Tomoyoshi Kimura picture
Tomoyoshi Kimura
CS Ph.D. @ UIUC
ABOUT
I am a Ph.D. student in Computer Science at the University of Illinois at Urbana-Champaign (UIUC), where I am fortunate to work with Prof. Tarek Abdelzaher in the Coordinated Science Laboratory. My research focuses on building intelligent sensing systems by developing efficient learning frameworks for multimodal time-series signals, with an emphasis on Edge AI and self-supervised representation learning for Internet of Things (IoT) applications. I previously earned both my Master of Science and Bachelor of Science in Computer Science from UIUC.

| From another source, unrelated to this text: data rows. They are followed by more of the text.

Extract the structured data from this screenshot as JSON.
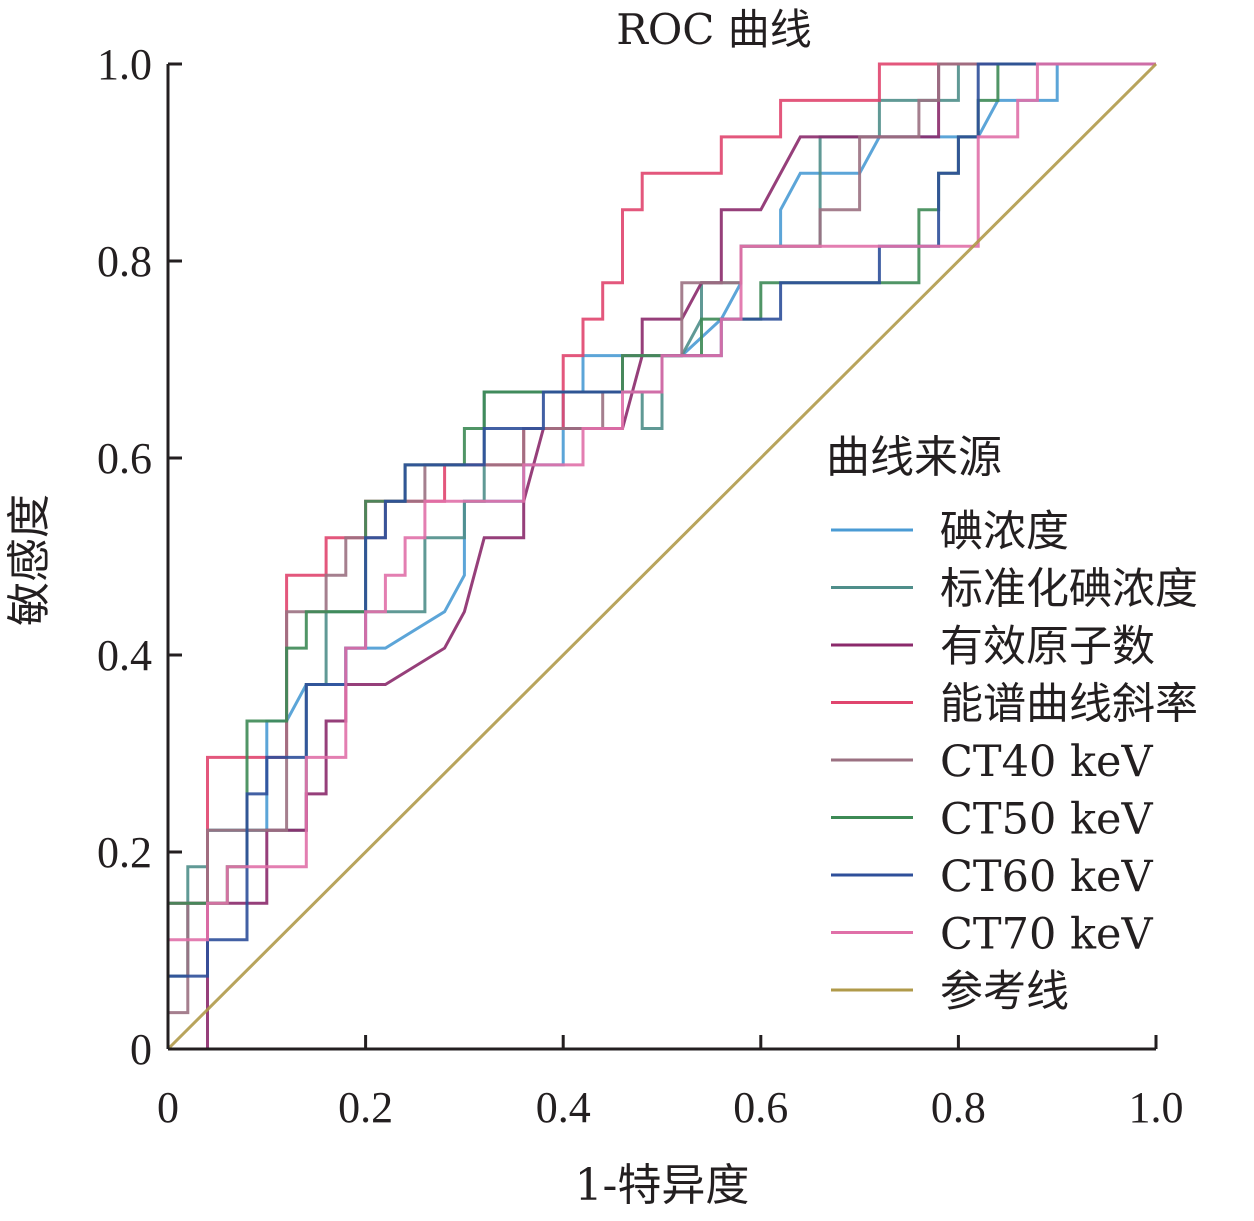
{
  "chart_data": {
    "type": "line",
    "title": "ROC 曲线",
    "xlabel": "1-特异度",
    "ylabel": "敏感度",
    "xlim": [
      0,
      1
    ],
    "ylim": [
      0,
      1
    ],
    "xticks": [
      0,
      0.2,
      0.4,
      0.6,
      0.8,
      1.0
    ],
    "xtick_labels": [
      "0",
      "0.2",
      "0.4",
      "0.6",
      "0.8",
      "1.0"
    ],
    "yticks": [
      0,
      0.2,
      0.4,
      0.6,
      0.8,
      1.0
    ],
    "ytick_labels": [
      "0",
      "0.2",
      "0.4",
      "0.6",
      "0.8",
      "1.0"
    ],
    "grid": false,
    "legend": {
      "title": "曲线来源",
      "position": "right"
    },
    "series": [
      {
        "name": "碘浓度",
        "color": "#4a9bd4",
        "points": [
          [
            0,
            0
          ],
          [
            0,
            0.148
          ],
          [
            0.04,
            0.148
          ],
          [
            0.04,
            0.222
          ],
          [
            0.1,
            0.222
          ],
          [
            0.1,
            0.333
          ],
          [
            0.12,
            0.333
          ],
          [
            0.14,
            0.37
          ],
          [
            0.18,
            0.37
          ],
          [
            0.18,
            0.407
          ],
          [
            0.22,
            0.407
          ],
          [
            0.28,
            0.444
          ],
          [
            0.3,
            0.481
          ],
          [
            0.3,
            0.556
          ],
          [
            0.36,
            0.556
          ],
          [
            0.36,
            0.593
          ],
          [
            0.4,
            0.593
          ],
          [
            0.4,
            0.667
          ],
          [
            0.42,
            0.667
          ],
          [
            0.42,
            0.704
          ],
          [
            0.5,
            0.704
          ],
          [
            0.52,
            0.704
          ],
          [
            0.56,
            0.741
          ],
          [
            0.58,
            0.778
          ],
          [
            0.58,
            0.815
          ],
          [
            0.62,
            0.815
          ],
          [
            0.62,
            0.852
          ],
          [
            0.64,
            0.889
          ],
          [
            0.7,
            0.889
          ],
          [
            0.72,
            0.926
          ],
          [
            0.82,
            0.926
          ],
          [
            0.84,
            0.963
          ],
          [
            0.9,
            0.963
          ],
          [
            0.9,
            1.0
          ],
          [
            1.0,
            1.0
          ]
        ]
      },
      {
        "name": "标准化碘浓度",
        "color": "#4f8e8a",
        "points": [
          [
            0,
            0
          ],
          [
            0,
            0.074
          ],
          [
            0.02,
            0.074
          ],
          [
            0.02,
            0.185
          ],
          [
            0.04,
            0.185
          ],
          [
            0.04,
            0.222
          ],
          [
            0.14,
            0.222
          ],
          [
            0.14,
            0.37
          ],
          [
            0.16,
            0.37
          ],
          [
            0.16,
            0.444
          ],
          [
            0.26,
            0.444
          ],
          [
            0.26,
            0.519
          ],
          [
            0.3,
            0.519
          ],
          [
            0.3,
            0.556
          ],
          [
            0.32,
            0.556
          ],
          [
            0.32,
            0.667
          ],
          [
            0.48,
            0.667
          ],
          [
            0.48,
            0.63
          ],
          [
            0.5,
            0.63
          ],
          [
            0.5,
            0.704
          ],
          [
            0.52,
            0.704
          ],
          [
            0.54,
            0.741
          ],
          [
            0.54,
            0.778
          ],
          [
            0.58,
            0.778
          ],
          [
            0.58,
            0.815
          ],
          [
            0.66,
            0.815
          ],
          [
            0.66,
            0.926
          ],
          [
            0.72,
            0.926
          ],
          [
            0.72,
            0.963
          ],
          [
            0.8,
            0.963
          ],
          [
            0.8,
            1.0
          ],
          [
            1.0,
            1.0
          ]
        ]
      },
      {
        "name": "有效原子数",
        "color": "#8b2a6b",
        "points": [
          [
            0,
            0
          ],
          [
            0.04,
            0
          ],
          [
            0.04,
            0.148
          ],
          [
            0.1,
            0.148
          ],
          [
            0.1,
            0.222
          ],
          [
            0.14,
            0.222
          ],
          [
            0.14,
            0.259
          ],
          [
            0.16,
            0.259
          ],
          [
            0.16,
            0.333
          ],
          [
            0.18,
            0.333
          ],
          [
            0.18,
            0.37
          ],
          [
            0.22,
            0.37
          ],
          [
            0.28,
            0.407
          ],
          [
            0.3,
            0.444
          ],
          [
            0.32,
            0.519
          ],
          [
            0.36,
            0.519
          ],
          [
            0.36,
            0.556
          ],
          [
            0.38,
            0.63
          ],
          [
            0.46,
            0.63
          ],
          [
            0.48,
            0.704
          ],
          [
            0.48,
            0.741
          ],
          [
            0.52,
            0.741
          ],
          [
            0.54,
            0.778
          ],
          [
            0.56,
            0.778
          ],
          [
            0.56,
            0.852
          ],
          [
            0.6,
            0.852
          ],
          [
            0.64,
            0.926
          ],
          [
            0.78,
            0.926
          ],
          [
            0.78,
            1.0
          ],
          [
            1.0,
            1.0
          ]
        ]
      },
      {
        "name": "能谱曲线斜率",
        "color": "#e0456e",
        "points": [
          [
            0,
            0
          ],
          [
            0,
            0.148
          ],
          [
            0.04,
            0.148
          ],
          [
            0.04,
            0.296
          ],
          [
            0.12,
            0.296
          ],
          [
            0.12,
            0.481
          ],
          [
            0.16,
            0.481
          ],
          [
            0.16,
            0.519
          ],
          [
            0.2,
            0.519
          ],
          [
            0.2,
            0.556
          ],
          [
            0.28,
            0.556
          ],
          [
            0.28,
            0.593
          ],
          [
            0.36,
            0.593
          ],
          [
            0.36,
            0.63
          ],
          [
            0.4,
            0.63
          ],
          [
            0.4,
            0.704
          ],
          [
            0.42,
            0.704
          ],
          [
            0.42,
            0.741
          ],
          [
            0.44,
            0.741
          ],
          [
            0.44,
            0.778
          ],
          [
            0.46,
            0.778
          ],
          [
            0.46,
            0.852
          ],
          [
            0.48,
            0.852
          ],
          [
            0.48,
            0.889
          ],
          [
            0.56,
            0.889
          ],
          [
            0.56,
            0.926
          ],
          [
            0.62,
            0.926
          ],
          [
            0.62,
            0.963
          ],
          [
            0.72,
            0.963
          ],
          [
            0.72,
            1.0
          ],
          [
            1.0,
            1.0
          ]
        ]
      },
      {
        "name": "CT40 keV",
        "color": "#9b7182",
        "points": [
          [
            0,
            0
          ],
          [
            0,
            0.037
          ],
          [
            0.02,
            0.037
          ],
          [
            0.02,
            0.148
          ],
          [
            0.04,
            0.148
          ],
          [
            0.04,
            0.222
          ],
          [
            0.12,
            0.222
          ],
          [
            0.12,
            0.444
          ],
          [
            0.16,
            0.444
          ],
          [
            0.16,
            0.481
          ],
          [
            0.18,
            0.481
          ],
          [
            0.18,
            0.519
          ],
          [
            0.22,
            0.519
          ],
          [
            0.22,
            0.556
          ],
          [
            0.26,
            0.556
          ],
          [
            0.26,
            0.593
          ],
          [
            0.36,
            0.593
          ],
          [
            0.36,
            0.63
          ],
          [
            0.44,
            0.63
          ],
          [
            0.44,
            0.667
          ],
          [
            0.46,
            0.667
          ],
          [
            0.46,
            0.704
          ],
          [
            0.52,
            0.704
          ],
          [
            0.52,
            0.778
          ],
          [
            0.58,
            0.778
          ],
          [
            0.58,
            0.815
          ],
          [
            0.66,
            0.815
          ],
          [
            0.66,
            0.852
          ],
          [
            0.7,
            0.852
          ],
          [
            0.7,
            0.926
          ],
          [
            0.76,
            0.926
          ],
          [
            0.76,
            0.963
          ],
          [
            0.78,
            0.963
          ],
          [
            0.78,
            1.0
          ],
          [
            1.0,
            1.0
          ]
        ]
      },
      {
        "name": "CT50 keV",
        "color": "#3d8a55",
        "points": [
          [
            0,
            0
          ],
          [
            0,
            0.148
          ],
          [
            0.06,
            0.148
          ],
          [
            0.06,
            0.185
          ],
          [
            0.08,
            0.185
          ],
          [
            0.08,
            0.333
          ],
          [
            0.12,
            0.333
          ],
          [
            0.12,
            0.407
          ],
          [
            0.14,
            0.407
          ],
          [
            0.14,
            0.444
          ],
          [
            0.2,
            0.444
          ],
          [
            0.2,
            0.556
          ],
          [
            0.24,
            0.556
          ],
          [
            0.24,
            0.593
          ],
          [
            0.3,
            0.593
          ],
          [
            0.3,
            0.63
          ],
          [
            0.32,
            0.63
          ],
          [
            0.32,
            0.667
          ],
          [
            0.46,
            0.667
          ],
          [
            0.46,
            0.704
          ],
          [
            0.54,
            0.704
          ],
          [
            0.54,
            0.741
          ],
          [
            0.6,
            0.741
          ],
          [
            0.6,
            0.778
          ],
          [
            0.76,
            0.778
          ],
          [
            0.76,
            0.852
          ],
          [
            0.78,
            0.852
          ],
          [
            0.78,
            0.889
          ],
          [
            0.8,
            0.889
          ],
          [
            0.8,
            0.926
          ],
          [
            0.82,
            0.926
          ],
          [
            0.82,
            0.963
          ],
          [
            0.84,
            0.963
          ],
          [
            0.84,
            1.0
          ],
          [
            1.0,
            1.0
          ]
        ]
      },
      {
        "name": "CT60 keV",
        "color": "#2e4f9a",
        "points": [
          [
            0,
            0
          ],
          [
            0,
            0.074
          ],
          [
            0.04,
            0.074
          ],
          [
            0.04,
            0.111
          ],
          [
            0.08,
            0.111
          ],
          [
            0.08,
            0.259
          ],
          [
            0.1,
            0.259
          ],
          [
            0.1,
            0.296
          ],
          [
            0.14,
            0.296
          ],
          [
            0.14,
            0.37
          ],
          [
            0.18,
            0.37
          ],
          [
            0.18,
            0.407
          ],
          [
            0.2,
            0.407
          ],
          [
            0.2,
            0.519
          ],
          [
            0.22,
            0.519
          ],
          [
            0.22,
            0.556
          ],
          [
            0.24,
            0.556
          ],
          [
            0.24,
            0.593
          ],
          [
            0.32,
            0.593
          ],
          [
            0.32,
            0.63
          ],
          [
            0.38,
            0.63
          ],
          [
            0.38,
            0.667
          ],
          [
            0.5,
            0.667
          ],
          [
            0.5,
            0.704
          ],
          [
            0.56,
            0.704
          ],
          [
            0.56,
            0.741
          ],
          [
            0.62,
            0.741
          ],
          [
            0.62,
            0.778
          ],
          [
            0.72,
            0.778
          ],
          [
            0.72,
            0.815
          ],
          [
            0.78,
            0.815
          ],
          [
            0.78,
            0.889
          ],
          [
            0.8,
            0.889
          ],
          [
            0.8,
            0.926
          ],
          [
            0.82,
            0.926
          ],
          [
            0.82,
            1.0
          ],
          [
            1.0,
            1.0
          ]
        ]
      },
      {
        "name": "CT70 keV",
        "color": "#e070a8",
        "points": [
          [
            0,
            0
          ],
          [
            0,
            0.111
          ],
          [
            0.04,
            0.111
          ],
          [
            0.04,
            0.148
          ],
          [
            0.06,
            0.148
          ],
          [
            0.06,
            0.185
          ],
          [
            0.14,
            0.185
          ],
          [
            0.14,
            0.296
          ],
          [
            0.18,
            0.296
          ],
          [
            0.18,
            0.407
          ],
          [
            0.2,
            0.407
          ],
          [
            0.2,
            0.444
          ],
          [
            0.22,
            0.444
          ],
          [
            0.22,
            0.481
          ],
          [
            0.24,
            0.481
          ],
          [
            0.24,
            0.519
          ],
          [
            0.26,
            0.519
          ],
          [
            0.26,
            0.556
          ],
          [
            0.36,
            0.556
          ],
          [
            0.36,
            0.593
          ],
          [
            0.42,
            0.593
          ],
          [
            0.42,
            0.63
          ],
          [
            0.46,
            0.63
          ],
          [
            0.46,
            0.667
          ],
          [
            0.5,
            0.667
          ],
          [
            0.5,
            0.704
          ],
          [
            0.56,
            0.704
          ],
          [
            0.56,
            0.741
          ],
          [
            0.58,
            0.741
          ],
          [
            0.58,
            0.815
          ],
          [
            0.82,
            0.815
          ],
          [
            0.82,
            0.926
          ],
          [
            0.86,
            0.926
          ],
          [
            0.86,
            0.963
          ],
          [
            0.88,
            0.963
          ],
          [
            0.88,
            1.0
          ],
          [
            1.0,
            1.0
          ]
        ]
      },
      {
        "name": "参考线",
        "color": "#b09a4a",
        "points": [
          [
            0,
            0
          ],
          [
            1,
            1
          ]
        ]
      }
    ]
  }
}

I’m looking for self-driven students who are excited about AI for IoT sensing applications. I’m also happy to chat about research paths, project experiences, or academic programs at UIUC. If you’d like to connect, please fill out this form to set up a private chat 🙂
RESEARCH INTERESTS
My research centers on advancing sensing-driven intelligence through multimodal time-series learning, reasoning, and human-centric design. I develop self-supervised methods that can extract rich representations from diverse sensing modalities, enabling machines to interpret complex physical-world signals with higher robustness and deeper semantic understanding. I am particularly interested in building sensing-driven reasoning frameworks that move beyond simple pattern recognition toward cognitive-level inference. At the same time, I focus on designing interpretable, reliable, and human-centric sensing solutions that work in real-world environments. Last but not least, I explore data-efficient and computationally lightweight foundation models that make large-scale sensing intelligence practical for deployment on edge and embedded devices.
1. Multimodal Time-Series Learning:
Self-supervised representation learning for multi-modal time-series sensing signals.
2.Sensing Reasoning:
Sensing-driven intelligence with advanced reasoning capabilities in the physical world.
3.Human-Centric Sensing:
Robust and interpretable sensing systems for real-world human-centric applications.
4.Efficient Foundation Models:
Smart sensing with data-efficient training and lightweight deployment for real-world systems.
RECENT UPDATES
[2025]Papers accepted to NeurIPS, AIoT, CogMI, MASS, Sensys, ACM The Web, DCOSS, ICCCN, Smartcomp.
[2025.08]Started as a Ph.D. student in Computer Science at UIUC.
[2024]Papers accepted to InfoCom 2025, IMWUT 2025, NeurIPS, Sensys, MASS, ICCCN, FMSys, ACM Web.
[2024.12]Graduated from UIUC with M.S. in Computer Science.
Thesis: 'Towards Micro Foundation Models for Robust Multimodal IoT Sensing'.
[2024.12]Tutorial on 'Machine Learning and Foundation Models for Sensing Applications' at Secon 2024.
[2023]One paper accepted to NeurIPS.
[2023.08]Joined UIUC as a MSCS student.
[2023.05]Graduated from UIUC with B.S. in Computer Science with Highest Honors.